4.9. CAT Levels Method

Two-cell, four-cell, eight-cell and blastocyst embryos were collected to measure CAT levels; all embryos were washed 3 times, then incubated with 200 μL of solution 1 mixed with 1 μL of solution 2 (cat. BC0205, Solarbio Life Sciences, Beijing, China) for 5 min; after that, we placed the embryos in KSOM medium to recover for 5 min, and photographed them using fluorescence microscope (EVOS FL, Waltham, MA, USA) (blue fluorescence, UV filter) excitation.

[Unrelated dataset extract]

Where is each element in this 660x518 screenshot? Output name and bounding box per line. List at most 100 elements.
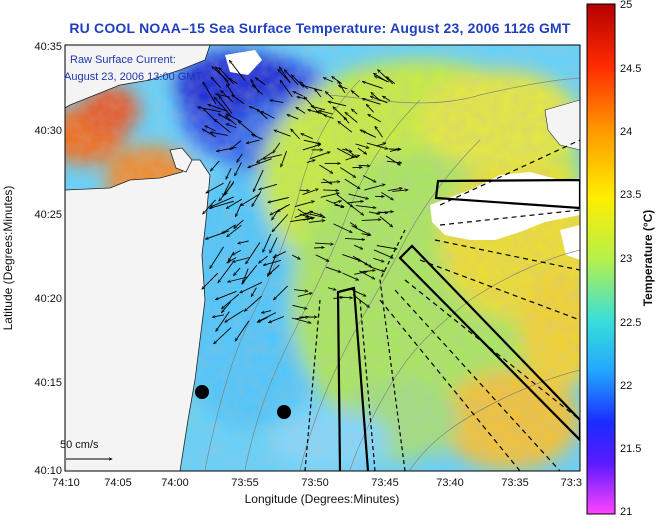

4.10. Statistical Analysis

We repeated each experiment at least three times and analyzed the data using SPSS 20.0 software (IBM, Armonk, NY, USA). We used the Student’s t-test to analyze comparisons of the two groups (treatment and control groups) and the ANOVA test to analyze comparisons of more than two groups and Dunnett’s test to analyze Figure 1D. p < 0.05 was considered statistically significant.

5. Conclusions

The above research results indicate that as an antioxidant small molecule, PB1 can reduce the oxidative stress level during the early development of SCNT embryos by reducing the level of ROS and increasing the level of GSH. Additionally, it can improve the ability of embryos to scavenge free radicals such as H2O2, improve DNA damage repairability, and reduce the expression level of embryonic apoptosis markers, as well as reduce the level of apoptosis of SCNT embryonic blastocysts, thereby reducing the level of apoptosis. All the results support the idea that PB1 can be used as a supplement to promotes the development of SCNT embryos.